Kebersihan hati akan selalu berbuah pada kebersihan sosial. Dan Syariat Islam hadir bukan hanya untuk menyelamatkan individu dari murka Allah, tetapi untuk menjadi jalan keselamatan bagi orang lain juga.

Ketika Syariat ditegakkan dalam rumah tangga, tetangga merasakannya. Ketika ditegakkan dalam bisnis, pelanggan dan mitra ikut merasakan keadilannya. Maka pelaksanaan Syariat yang benar-benar dijalankan bukan hanya menyelamatkan diri dan keluarga, tapi juga menebarkan rahmat secara horizontal.

Allah berfirman: “Dan Kami tidak mengutus engkau (Muhammad), melainkan untuk menjadi rahmat bagi seluruh alam” (QS. Al-Anbiya: 107).

Bahkan Syariat pun bukan hadir untuk mengekang, tapi membebaskan manusia dari kebodohan dan kezaliman, baik kepada dirinya sendiri maupun kepada masyarakat.
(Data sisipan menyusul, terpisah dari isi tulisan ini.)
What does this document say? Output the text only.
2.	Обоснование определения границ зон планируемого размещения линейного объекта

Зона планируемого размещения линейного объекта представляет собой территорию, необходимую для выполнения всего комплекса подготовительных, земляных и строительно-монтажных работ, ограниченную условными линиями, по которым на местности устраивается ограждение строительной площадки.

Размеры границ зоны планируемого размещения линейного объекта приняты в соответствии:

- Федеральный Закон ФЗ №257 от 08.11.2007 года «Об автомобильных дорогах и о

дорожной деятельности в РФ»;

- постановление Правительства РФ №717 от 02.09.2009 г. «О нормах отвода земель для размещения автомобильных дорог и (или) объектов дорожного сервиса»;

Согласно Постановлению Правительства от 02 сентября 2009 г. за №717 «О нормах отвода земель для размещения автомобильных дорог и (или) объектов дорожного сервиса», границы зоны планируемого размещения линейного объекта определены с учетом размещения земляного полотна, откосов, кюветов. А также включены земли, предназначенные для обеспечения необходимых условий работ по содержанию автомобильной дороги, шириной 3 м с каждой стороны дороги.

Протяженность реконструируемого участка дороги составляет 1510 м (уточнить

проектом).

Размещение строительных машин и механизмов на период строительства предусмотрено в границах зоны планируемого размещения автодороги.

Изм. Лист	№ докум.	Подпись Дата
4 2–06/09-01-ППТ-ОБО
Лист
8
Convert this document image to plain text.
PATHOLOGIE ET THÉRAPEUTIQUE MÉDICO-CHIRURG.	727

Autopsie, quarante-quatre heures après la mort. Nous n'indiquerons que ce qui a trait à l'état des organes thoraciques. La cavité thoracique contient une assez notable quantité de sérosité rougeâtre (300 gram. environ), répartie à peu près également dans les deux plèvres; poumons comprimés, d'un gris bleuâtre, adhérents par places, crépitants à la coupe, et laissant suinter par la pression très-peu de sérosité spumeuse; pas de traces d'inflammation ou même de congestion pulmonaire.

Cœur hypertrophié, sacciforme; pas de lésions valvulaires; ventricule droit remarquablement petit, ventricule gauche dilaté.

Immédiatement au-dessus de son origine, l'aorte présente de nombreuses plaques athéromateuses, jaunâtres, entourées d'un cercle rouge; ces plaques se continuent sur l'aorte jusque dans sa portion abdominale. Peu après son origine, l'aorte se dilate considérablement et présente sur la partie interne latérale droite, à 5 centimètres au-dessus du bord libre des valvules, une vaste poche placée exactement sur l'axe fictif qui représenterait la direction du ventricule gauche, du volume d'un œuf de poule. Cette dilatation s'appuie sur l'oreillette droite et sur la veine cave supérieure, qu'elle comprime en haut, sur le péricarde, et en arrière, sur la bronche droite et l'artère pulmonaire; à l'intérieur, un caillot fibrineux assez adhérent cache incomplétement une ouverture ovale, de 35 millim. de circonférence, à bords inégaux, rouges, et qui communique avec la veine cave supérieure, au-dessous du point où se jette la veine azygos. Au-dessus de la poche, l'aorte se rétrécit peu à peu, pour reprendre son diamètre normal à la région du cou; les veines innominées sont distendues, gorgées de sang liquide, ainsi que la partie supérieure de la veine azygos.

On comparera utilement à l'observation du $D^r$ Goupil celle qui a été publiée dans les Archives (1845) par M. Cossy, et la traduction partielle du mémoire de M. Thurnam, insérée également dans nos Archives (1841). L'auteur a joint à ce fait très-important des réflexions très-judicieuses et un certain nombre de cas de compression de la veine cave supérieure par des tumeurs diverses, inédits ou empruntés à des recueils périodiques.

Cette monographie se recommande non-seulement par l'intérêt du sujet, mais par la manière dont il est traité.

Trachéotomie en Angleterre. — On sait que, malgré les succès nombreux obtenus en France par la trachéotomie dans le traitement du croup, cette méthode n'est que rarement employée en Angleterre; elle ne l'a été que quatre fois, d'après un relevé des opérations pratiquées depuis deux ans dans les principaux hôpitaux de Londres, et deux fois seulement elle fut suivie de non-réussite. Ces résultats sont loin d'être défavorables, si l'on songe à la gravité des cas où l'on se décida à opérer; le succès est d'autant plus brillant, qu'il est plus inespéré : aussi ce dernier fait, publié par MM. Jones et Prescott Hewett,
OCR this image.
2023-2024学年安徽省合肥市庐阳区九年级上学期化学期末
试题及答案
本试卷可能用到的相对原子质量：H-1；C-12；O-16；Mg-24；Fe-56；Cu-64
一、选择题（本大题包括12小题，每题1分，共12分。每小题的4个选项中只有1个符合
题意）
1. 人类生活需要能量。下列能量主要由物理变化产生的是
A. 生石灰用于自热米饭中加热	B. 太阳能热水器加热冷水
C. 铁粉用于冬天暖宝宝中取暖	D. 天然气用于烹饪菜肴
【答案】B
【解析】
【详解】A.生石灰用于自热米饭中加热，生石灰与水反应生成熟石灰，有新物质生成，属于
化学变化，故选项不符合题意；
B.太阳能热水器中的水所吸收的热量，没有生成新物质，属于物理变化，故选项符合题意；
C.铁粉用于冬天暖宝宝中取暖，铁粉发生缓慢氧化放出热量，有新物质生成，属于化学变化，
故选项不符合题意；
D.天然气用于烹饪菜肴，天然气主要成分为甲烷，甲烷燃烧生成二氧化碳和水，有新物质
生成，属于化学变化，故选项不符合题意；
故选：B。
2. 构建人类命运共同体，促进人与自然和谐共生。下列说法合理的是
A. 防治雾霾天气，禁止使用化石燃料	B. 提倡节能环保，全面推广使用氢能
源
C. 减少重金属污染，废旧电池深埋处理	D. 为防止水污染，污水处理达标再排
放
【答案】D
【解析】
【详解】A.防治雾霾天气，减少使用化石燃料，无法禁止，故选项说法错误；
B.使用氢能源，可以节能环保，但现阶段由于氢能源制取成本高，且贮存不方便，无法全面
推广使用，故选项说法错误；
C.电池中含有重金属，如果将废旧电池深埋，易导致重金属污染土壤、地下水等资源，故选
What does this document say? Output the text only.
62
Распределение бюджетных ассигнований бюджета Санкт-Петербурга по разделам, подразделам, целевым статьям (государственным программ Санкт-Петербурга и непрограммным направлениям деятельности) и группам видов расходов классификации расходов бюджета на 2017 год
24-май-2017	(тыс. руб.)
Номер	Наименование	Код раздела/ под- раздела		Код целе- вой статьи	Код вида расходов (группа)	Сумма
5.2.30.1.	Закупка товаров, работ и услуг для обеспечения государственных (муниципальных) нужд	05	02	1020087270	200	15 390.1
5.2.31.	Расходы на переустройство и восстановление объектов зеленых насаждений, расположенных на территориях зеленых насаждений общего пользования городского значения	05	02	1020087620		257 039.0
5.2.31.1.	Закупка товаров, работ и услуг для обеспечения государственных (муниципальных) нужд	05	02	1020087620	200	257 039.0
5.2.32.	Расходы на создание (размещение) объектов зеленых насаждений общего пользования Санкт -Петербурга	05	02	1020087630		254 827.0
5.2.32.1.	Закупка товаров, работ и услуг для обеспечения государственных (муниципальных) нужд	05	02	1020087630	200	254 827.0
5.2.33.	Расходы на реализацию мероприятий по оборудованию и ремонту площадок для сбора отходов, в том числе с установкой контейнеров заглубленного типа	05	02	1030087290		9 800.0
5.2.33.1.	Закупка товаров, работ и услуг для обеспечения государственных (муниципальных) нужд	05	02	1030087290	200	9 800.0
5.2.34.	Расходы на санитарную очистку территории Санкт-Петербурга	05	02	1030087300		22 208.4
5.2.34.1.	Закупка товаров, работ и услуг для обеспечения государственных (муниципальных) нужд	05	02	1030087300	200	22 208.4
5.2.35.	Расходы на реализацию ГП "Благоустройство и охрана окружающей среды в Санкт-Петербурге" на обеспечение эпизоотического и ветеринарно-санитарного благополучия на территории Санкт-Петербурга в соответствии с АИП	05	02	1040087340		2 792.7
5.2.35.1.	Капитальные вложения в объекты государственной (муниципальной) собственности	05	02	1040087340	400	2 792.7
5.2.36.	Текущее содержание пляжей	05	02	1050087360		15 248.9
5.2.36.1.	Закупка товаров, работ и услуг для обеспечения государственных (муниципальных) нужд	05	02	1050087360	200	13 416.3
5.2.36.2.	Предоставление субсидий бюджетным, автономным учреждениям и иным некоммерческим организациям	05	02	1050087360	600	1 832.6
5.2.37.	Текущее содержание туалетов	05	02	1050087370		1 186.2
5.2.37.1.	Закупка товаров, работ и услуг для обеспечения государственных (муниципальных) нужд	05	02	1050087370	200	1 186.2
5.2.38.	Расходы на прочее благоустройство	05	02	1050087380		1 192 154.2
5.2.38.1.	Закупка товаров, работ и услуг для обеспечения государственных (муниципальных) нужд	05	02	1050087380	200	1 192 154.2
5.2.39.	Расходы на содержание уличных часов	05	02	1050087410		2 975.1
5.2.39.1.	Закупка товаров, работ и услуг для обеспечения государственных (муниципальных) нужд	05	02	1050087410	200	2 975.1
Maka orang yang berani menghalangi Syariat, sejatinya sedang menyiapkan kehancuran untuk dirinya sendiri.

Sejarah menyimpan banyak pelajaran. Ketika Khalifah Umar bin Abdul Aziz mulai menegakkan Syariat secara utuh, bukan hanya kaum Muslimin yang menikmati kesejahteraan, tapi bahkan hewan-hewan pun disebutkan tidak kelaparan. Dalam satu riwayat disebutkan:

“Saat Umar bin Abdul Aziz memerintah, tidak ditemukan orang yang mau menerima zakat karena semua telah hidup berkecukupan.”

Namun, bandingkan dengan fase-fase saat umat Islam meninggalkan hukum Allah dan menggantinya dengan hukum buatan manusia—yang terjadi justru penjajahan, perpecahan, dan kemiskinan spiritual yang merajalela.

Dan Rasulullah SAW sudah mewanti-wanti: “Barang siapa di antara kalian melihat kemungkaran, maka ubahlah dengan tangannya; jika tidak mampu, maka dengan lisannya; jika tidak mampu juga, maka dengan hatinya, dan itulah selemah-lemahnya iman” (HR. Muslim).

Artinya, membiarkan Syariat dihalangi, lalu diam dan nyaman dalam pasifisme spiritual, bukanlah cermin dari keimanan yang kuat.

Maka jika ingin menjadi manusia bersih, jangan hanya sibuk mencuci citra diri. Bersihkan niat, lisan, dan perbuatan. Tegakkan Syariat bukan hanya di rumah, tapi di hati, di jalan, di tempat kerja, di masyarakat. Bukan untuk pamer, tapi untuk menjadi penyebab keselamatan bagi sebanyak mungkin manusia.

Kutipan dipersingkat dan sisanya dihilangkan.